In contrast, beta exhibited an elevenfold reduction [50]. Monotherapy with either mAb failed to inhibit virus-host cell interactions [43,50]. However, bamlanivimab/etesevimab cocktail therapy has recently been reported to resolve symptoms in a severely ill patient infected with the delta variant [51]. Furthermore, studies testing the efficacy of the Pfizer-BioNTech and Oxford AstraZeneca vaccines against the delta variant relative to alpha revealed only small differences with two-dose regimens; indeed, one dose barely induced nAbs [52,53]. This suggests that greater public emphasis be placed on two-dose vaccinations in susceptible populations for protection against the delta (B.1.617.2) variant [53].

It is important to note that these studies have not yet been formally peer-reviewed and, consequently, are not definitive. Therefore, the results of these preliminary studies should be interpreted with caution because all vaccines did show efficacy, albeit to varying success, and an objective cut-off value for a protective antibody response is currently not known. Furthermore, COVID-19 vaccines elicit antibody production against various, unrelated S protein epitopes, allowing for the possibility of some nAbs retaining neutralizing capacity against the VOCs. Lastly, other components of adaptive host defense, such as T cell-mediated immunity, may constitute important mechanisms unaffected by the VOCs.

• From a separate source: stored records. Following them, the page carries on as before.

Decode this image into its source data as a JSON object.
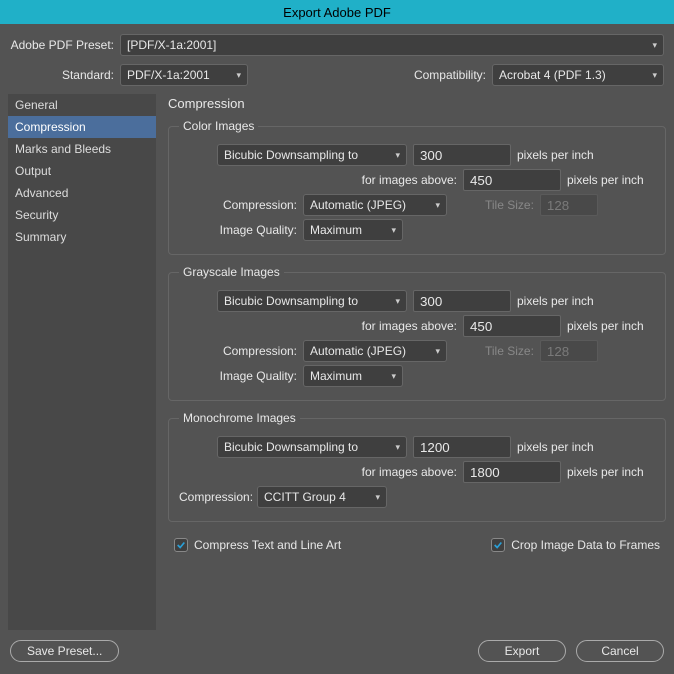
{
  "title": "Export Adobe PDF",
  "preset_label": "Adobe PDF Preset:",
  "preset_value": "[PDF/X-1a:2001]",
  "standard_label": "Standard:",
  "standard_value": "PDF/X-1a:2001",
  "compat_label": "Compatibility:",
  "compat_value": "Acrobat 4 (PDF 1.3)",
  "sidebar": {
    "items": [
      "General",
      "Compression",
      "Marks and Bleeds",
      "Output",
      "Advanced",
      "Security",
      "Summary"
    ],
    "selected": "Compression"
  },
  "panel_title": "Compression",
  "labels": {
    "for_images_above": "for images above:",
    "ppi": "pixels per inch",
    "compression": "Compression:",
    "image_quality": "Image Quality:",
    "tile_size": "Tile Size:"
  },
  "color": {
    "legend": "Color Images",
    "method": "Bicubic Downsampling to",
    "target": "300",
    "above": "450",
    "compression": "Automatic (JPEG)",
    "quality": "Maximum",
    "tile": "128"
  },
  "gray": {
    "legend": "Grayscale Images",
    "method": "Bicubic Downsampling to",
    "target": "300",
    "above": "450",
    "compression": "Automatic (JPEG)",
    "quality": "Maximum",
    "tile": "128"
  },
  "mono": {
    "legend": "Monochrome Images",
    "method": "Bicubic Downsampling to",
    "target": "1200",
    "above": "1800",
    "compression": "CCITT Group 4"
  },
  "compress_text": "Compress Text and Line Art",
  "crop_image": "Crop Image Data to Frames",
  "buttons": {
    "save_preset": "Save Preset...",
    "export": "Export",
    "cancel": "Cancel"
  }
}
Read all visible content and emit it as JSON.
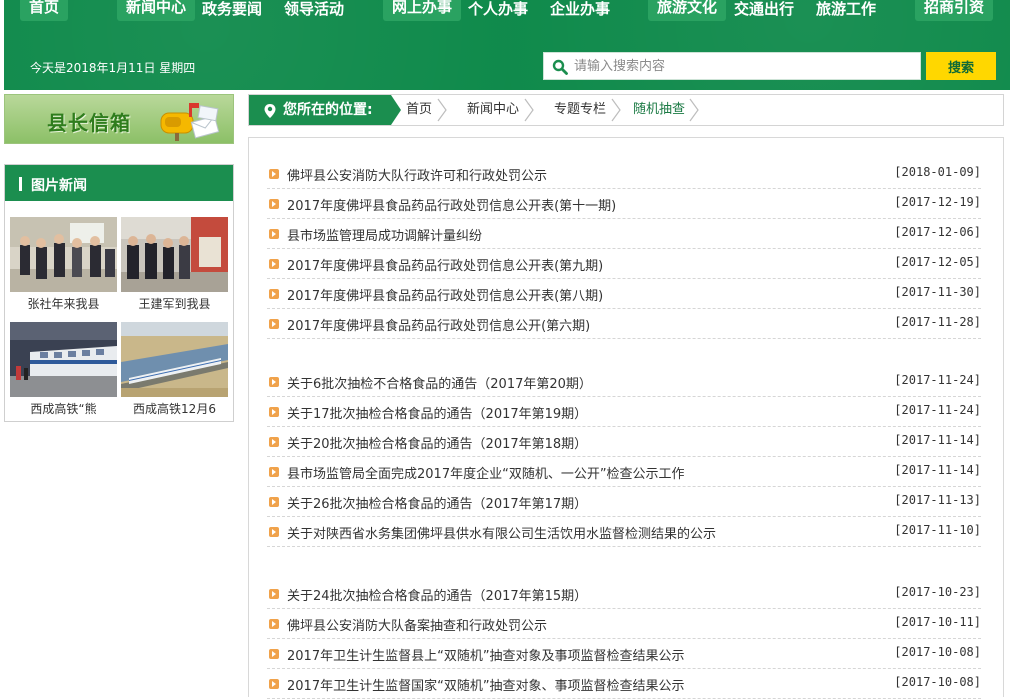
{
  "nav": {
    "items": [
      {
        "label": "首页",
        "boxed": true
      },
      {
        "label": "新闻中心",
        "boxed": true
      },
      {
        "label": "政务要闻",
        "boxed": false
      },
      {
        "label": "领导活动",
        "boxed": false
      },
      {
        "label": "网上办事",
        "boxed": true
      },
      {
        "label": "个人办事",
        "boxed": false
      },
      {
        "label": "企业办事",
        "boxed": false
      },
      {
        "label": "旅游文化",
        "boxed": true
      },
      {
        "label": "交通出行",
        "boxed": false
      },
      {
        "label": "旅游工作",
        "boxed": false
      },
      {
        "label": "招商引资",
        "boxed": true
      }
    ]
  },
  "header": {
    "date_text": "今天是2018年1月11日 星期四"
  },
  "search": {
    "placeholder": "请输入搜索内容",
    "button_label": "搜索"
  },
  "sidebar": {
    "mailbox_title": "县长信箱",
    "photo_news_title": "图片新闻",
    "photos": [
      {
        "caption": "张社年来我县"
      },
      {
        "caption": "王建军到我县"
      },
      {
        "caption": "西成高铁“熊"
      },
      {
        "caption": "西成高铁12月6"
      }
    ]
  },
  "breadcrumb": {
    "label": "您所在的位置:",
    "items": [
      "首页",
      "新闻中心",
      "专题专栏",
      "随机抽查"
    ]
  },
  "news": {
    "groups": [
      [
        {
          "title": "佛坪县公安消防大队行政许可和行政处罚公示",
          "date": "[2018-01-09]"
        },
        {
          "title": "2017年度佛坪县食品药品行政处罚信息公开表(第十一期)",
          "date": "[2017-12-19]"
        },
        {
          "title": "县市场监管理局成功调解计量纠纷",
          "date": "[2017-12-06]"
        },
        {
          "title": "2017年度佛坪县食品药品行政处罚信息公开表(第九期)",
          "date": "[2017-12-05]"
        },
        {
          "title": "2017年度佛坪县食品药品行政处罚信息公开表(第八期)",
          "date": "[2017-11-30]"
        },
        {
          "title": "2017年度佛坪县食品药品行政处罚信息公开(第六期)",
          "date": "[2017-11-28]"
        }
      ],
      [
        {
          "title": "关于6批次抽检不合格食品的通告（2017年第20期）",
          "date": "[2017-11-24]"
        },
        {
          "title": "关于17批次抽检合格食品的通告（2017年第19期）",
          "date": "[2017-11-24]"
        },
        {
          "title": "关于20批次抽检合格食品的通告（2017年第18期）",
          "date": "[2017-11-14]"
        },
        {
          "title": "县市场监管局全面完成2017年度企业“双随机、一公开”检查公示工作",
          "date": "[2017-11-14]"
        },
        {
          "title": "关于26批次抽检合格食品的通告（2017年第17期）",
          "date": "[2017-11-13]"
        },
        {
          "title": "关于对陕西省水务集团佛坪县供水有限公司生活饮用水监督检测结果的公示",
          "date": "[2017-11-10]"
        }
      ],
      [
        {
          "title": "关于24批次抽检合格食品的通告（2017年第15期）",
          "date": "[2017-10-23]"
        },
        {
          "title": "佛坪县公安消防大队备案抽查和行政处罚公示",
          "date": "[2017-10-11]"
        },
        {
          "title": "2017年卫生计生监督县上“双随机”抽查对象及事项监督检查结果公示",
          "date": "[2017-10-08]"
        },
        {
          "title": "2017年卫生计生监督国家“双随机”抽查对象、事项监督检查结果公示",
          "date": "[2017-10-08]"
        }
      ]
    ]
  }
}
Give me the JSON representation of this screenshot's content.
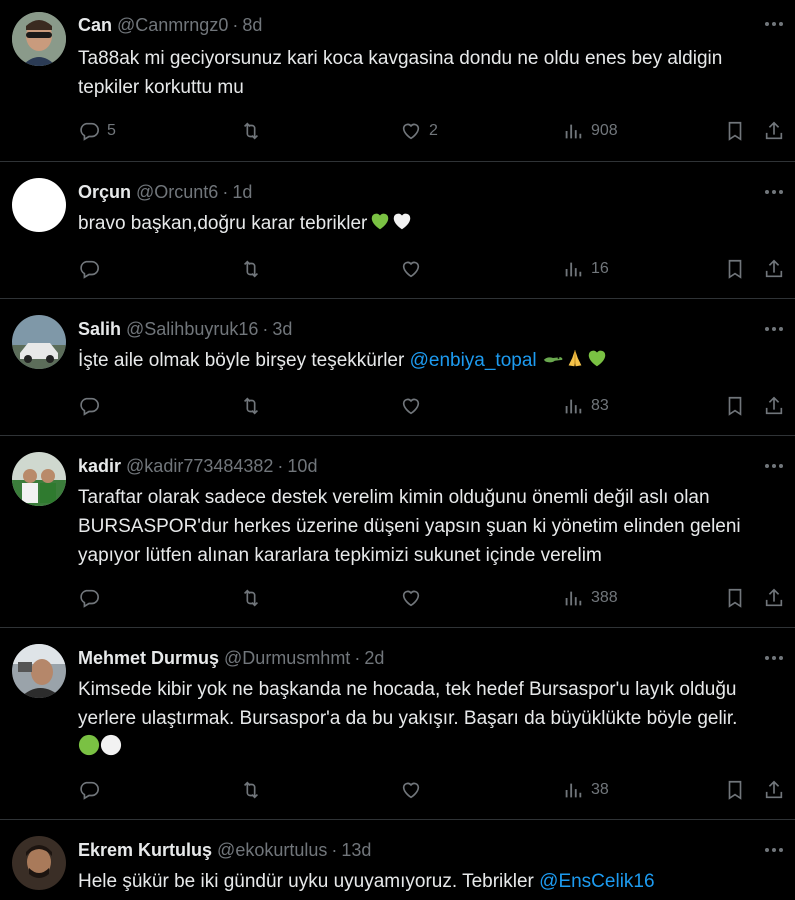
{
  "tweets": [
    {
      "name": "Can",
      "handle": "@Canmrngz0",
      "time": "8d",
      "text": "Ta88ak mi geciyorsunuz kari koca kavgasina dondu ne oldu enes bey aldigin tepkiler korkuttu mu",
      "replies": "5",
      "retweets": "",
      "likes": "2",
      "views": "908"
    },
    {
      "name": "Orçun",
      "handle": "@Orcunt6",
      "time": "1d",
      "text": "bravo başkan,doğru karar tebrikler",
      "replies": "",
      "retweets": "",
      "likes": "",
      "views": "16"
    },
    {
      "name": "Salih",
      "handle": "@Salihbuyruk16",
      "time": "3d",
      "text": "İşte aile olmak böyle birşey teşekkürler",
      "mention": "@enbiya_topal",
      "replies": "",
      "retweets": "",
      "likes": "",
      "views": "83"
    },
    {
      "name": "kadir",
      "handle": "@kadir773484382",
      "time": "10d",
      "text": "Taraftar olarak sadece destek verelim kimin olduğunu önemli değil aslı olan BURSASPOR'dur herkes üzerine düşeni yapsın şuan ki yönetim elinden geleni yapıyor lütfen alınan kararlara tepkimizi sukunet içinde verelim",
      "replies": "",
      "retweets": "",
      "likes": "",
      "views": "388"
    },
    {
      "name": "Mehmet Durmuş",
      "handle": "@Durmusmhmt",
      "time": "2d",
      "text": "Kimsede kibir yok ne başkanda ne hocada, tek hedef Bursaspor'u layık olduğu yerlere ulaştırmak. Bursaspor'a da bu yakışır. Başarı da büyüklükte böyle gelir.",
      "replies": "",
      "retweets": "",
      "likes": "",
      "views": "38"
    },
    {
      "name": "Ekrem Kurtuluş",
      "handle": "@ekokurtulus",
      "time": "13d",
      "text": "Hele şükür be iki gündür uyku uyuyamıyoruz. Tebrikler",
      "mention": "@EnsCelik16"
    }
  ],
  "separator": "·",
  "colors": {
    "background": "#000000",
    "text": "#e7e9ea",
    "muted": "#71767b",
    "link": "#1d9bf0",
    "divider": "#2f3336"
  },
  "icons": [
    "more-icon",
    "reply-icon",
    "retweet-icon",
    "like-icon",
    "views-icon",
    "bookmark-icon",
    "share-icon"
  ]
}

Rather encouragingly, concerns underlying variants that could be partially resistant to vaccine-induced antibody responses may exhibit other immune responses that protect against viruses. Of particular interest is T cell-mediated immunity, which targets and eliminates virus-infected cells. Indeed, data are increasingly suggesting that such responses could provide enhanced immunity against COVID-19 despite decreased effectiveness of humoral responses [54,55,56].

While T cells do not prevent infections, they exert a role in clearing them, potentially meaning the difference between a mild or severe infection, and also potentially reducing community transmission [54,56]. Furthermore, T cells could also be more resistant to the genetic drift of emerging variants compared to antibodies [54]. Indeed, T cell responses to coronavirus vaccination or previous infection did not target mutation-susceptible regions of SARS-CoV-2, conferring a type of ‘resistance’ against such mutations [54,56].

While most antibody-based vaccines target the mutation-prone S region, T cells target very stable viral proteins inside infected cells, potentially indicating powerful avenues of vaccination research incorporating targets from multiple proteins into one vaccine.